The yellow line that appears on NFL telecasts to signify the first down line is one of the most revolutionary and well-known aspects of football on television. But not it appears that the first down line will be expanding its audience-to actual NFL stadiums.
According to ESPN.com, the first down line may become part of the in-game experience at all 32 NFL stadiums around the country. The instantly recognizable line is thought of by some casual football fans as a real line on the field and now that idea will become a reality.
The report says that Alan Amron along with former NFL player and broadcaster Pat Summerall, has developed the First Down Laser System. Amron, who is an entrepreneur and concept promoter, said that the system projects a first-down line across the field that can be seen in the stadium and on TV.
According to the repost, Amron has previously met with the NFL in 2003 and 2009 and there could be another meeting in the future.
"They give me different opinions and suggestions along the way," Amron said to the Associated Press. "We comply with them and come back. They tell me it took them years and years to implement replay and the overhead cam. The NFL right now has made it very clear to us that they didn't want to eliminate the chains, but augmenting them wouldn't be a bad idea."

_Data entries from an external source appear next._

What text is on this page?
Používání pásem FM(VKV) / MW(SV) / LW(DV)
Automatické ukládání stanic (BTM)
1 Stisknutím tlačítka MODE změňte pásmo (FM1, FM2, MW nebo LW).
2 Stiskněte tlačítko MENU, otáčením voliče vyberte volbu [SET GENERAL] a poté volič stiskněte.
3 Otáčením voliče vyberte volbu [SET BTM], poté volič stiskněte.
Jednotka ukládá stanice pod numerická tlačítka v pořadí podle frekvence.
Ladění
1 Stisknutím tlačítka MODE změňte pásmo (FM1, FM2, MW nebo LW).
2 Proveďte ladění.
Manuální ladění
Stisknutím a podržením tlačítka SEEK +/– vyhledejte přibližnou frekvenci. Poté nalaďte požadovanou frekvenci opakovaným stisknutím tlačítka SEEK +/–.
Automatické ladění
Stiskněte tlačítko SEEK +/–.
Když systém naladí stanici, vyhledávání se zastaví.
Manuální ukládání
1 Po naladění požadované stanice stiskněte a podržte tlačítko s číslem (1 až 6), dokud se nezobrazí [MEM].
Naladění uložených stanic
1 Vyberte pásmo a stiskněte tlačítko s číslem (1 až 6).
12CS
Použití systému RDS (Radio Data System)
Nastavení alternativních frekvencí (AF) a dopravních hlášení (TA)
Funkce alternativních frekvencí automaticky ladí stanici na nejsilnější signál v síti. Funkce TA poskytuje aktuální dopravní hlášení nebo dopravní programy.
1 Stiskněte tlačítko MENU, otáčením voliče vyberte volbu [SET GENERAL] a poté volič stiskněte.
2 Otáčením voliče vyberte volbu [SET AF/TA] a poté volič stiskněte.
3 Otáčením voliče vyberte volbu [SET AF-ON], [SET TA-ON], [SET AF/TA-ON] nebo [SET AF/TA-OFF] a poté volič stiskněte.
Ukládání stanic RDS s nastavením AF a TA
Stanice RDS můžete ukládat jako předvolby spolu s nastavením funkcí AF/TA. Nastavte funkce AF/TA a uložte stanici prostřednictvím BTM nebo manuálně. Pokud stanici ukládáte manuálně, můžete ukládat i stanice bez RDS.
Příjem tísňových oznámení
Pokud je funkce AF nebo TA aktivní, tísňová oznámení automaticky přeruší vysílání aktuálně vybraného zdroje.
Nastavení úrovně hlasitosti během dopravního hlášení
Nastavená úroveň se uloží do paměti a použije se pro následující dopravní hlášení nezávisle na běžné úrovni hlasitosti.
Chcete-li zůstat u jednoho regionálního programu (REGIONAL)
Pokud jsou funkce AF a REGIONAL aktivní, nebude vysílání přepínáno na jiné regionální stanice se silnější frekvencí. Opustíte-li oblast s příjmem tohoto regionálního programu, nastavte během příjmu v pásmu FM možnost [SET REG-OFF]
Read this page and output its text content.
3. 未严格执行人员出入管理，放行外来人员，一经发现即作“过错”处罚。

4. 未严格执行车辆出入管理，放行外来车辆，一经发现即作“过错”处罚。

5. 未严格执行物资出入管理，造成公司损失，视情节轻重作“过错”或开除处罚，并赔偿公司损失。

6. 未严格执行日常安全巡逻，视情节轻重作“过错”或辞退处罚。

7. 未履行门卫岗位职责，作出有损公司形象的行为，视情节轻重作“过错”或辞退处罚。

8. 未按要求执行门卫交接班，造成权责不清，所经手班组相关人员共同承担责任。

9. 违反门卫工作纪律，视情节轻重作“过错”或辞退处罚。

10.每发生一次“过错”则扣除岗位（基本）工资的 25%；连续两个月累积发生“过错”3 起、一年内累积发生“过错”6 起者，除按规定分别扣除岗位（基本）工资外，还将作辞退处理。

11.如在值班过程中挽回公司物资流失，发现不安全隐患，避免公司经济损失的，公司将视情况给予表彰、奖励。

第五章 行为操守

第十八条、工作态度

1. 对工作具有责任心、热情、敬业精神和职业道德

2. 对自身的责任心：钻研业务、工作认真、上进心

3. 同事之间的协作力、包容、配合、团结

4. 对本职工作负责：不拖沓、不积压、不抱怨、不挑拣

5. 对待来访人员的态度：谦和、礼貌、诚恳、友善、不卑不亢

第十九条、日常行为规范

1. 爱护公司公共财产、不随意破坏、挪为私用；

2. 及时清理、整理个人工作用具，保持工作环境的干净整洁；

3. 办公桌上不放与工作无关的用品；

NFL spokesman Greg Aiello said, "We have not been convinced that it would work for us, but we are open to further discussion after the season."
While the league is not completely sold on the idea, the first time the marker appeared on TV there were skeptics as well.
"The NFL is our prime customer at this point," Amron said, "and if we can make something that they like, maybe the NCAA and Canadian Football League will follow suit."
According to Yahoo Sports, the new laser system would be attached to the first down markers on the field, allowing for them to project a contrasting light green line across the field. When a player hits the turf, by theory, it would become immediately apparent whether he made a first down.
"A misplaced ball on a first-down measurement can mean the difference between winning and losing a game," Summerall said.
For fans at home, the marker on TV is not 100 percent accurate, but usually gives a good measurement of whether a player reached a first down or not. According to Yahoo, Amron got the idea for the laser after watching a game at home, then going to the stadium and having to do without the line across the field.
"Right away I realized it would be a great thing to be able to project it onto the field," he said. "I filed patents on it within weeks."
The new feature would be another experience that the NFL fan gets at home translated to an actual stadium. With the rise of NFL RedZone and better television coverage, the NFL has made it a point to try to lure fans to the stadium, including through larger replay screens, internet access and showing clips from games around the league.
"It will help all teams bring more fans to the stadium to see the game in person," Summerall said.
The original 1st & Ten graphic system was developed in in 1978 by David W. Crain, but the idea did not gain any real traction until 1998, when ESPN Programmer Gary Morgenstern and other members of the company came back to the idea. According to ESPN, the technology was first used in 1998 by Sportvision, a private company, during coverage of a Bengals-Ravens game.
There have been many controversies over the years with referees not giving accurate first down marks for some players, since they only have the chains on the sidelines to use as a marker. This issue came up earlier in January in the Outback Bowl right before one of the best hits in football history from South Carolina defensive end Jadeveon Clowney.
The play was sparked by an awful call from the officials, who awarded Michigan a first down after a short rushing gain in the fourth quarter. The video clearly showed that the nose of the ball did not reach the first down marker, which could have been avoided with the new technology.
After the game, head coach Steve Spurrier spoke about his conversation with an official after it happened.
Spurrier: "You know the ball did not touch the first-down marker?"
Official: "I know it didn't."
Spurrier: "Well, why'd he give it to 'em?"
Official: "I don't know."
The NFL plans to review the technology and an official announcement could come in the offseason. The move could revolutionize the game, as players will know exactly where they need to reach to get a first down.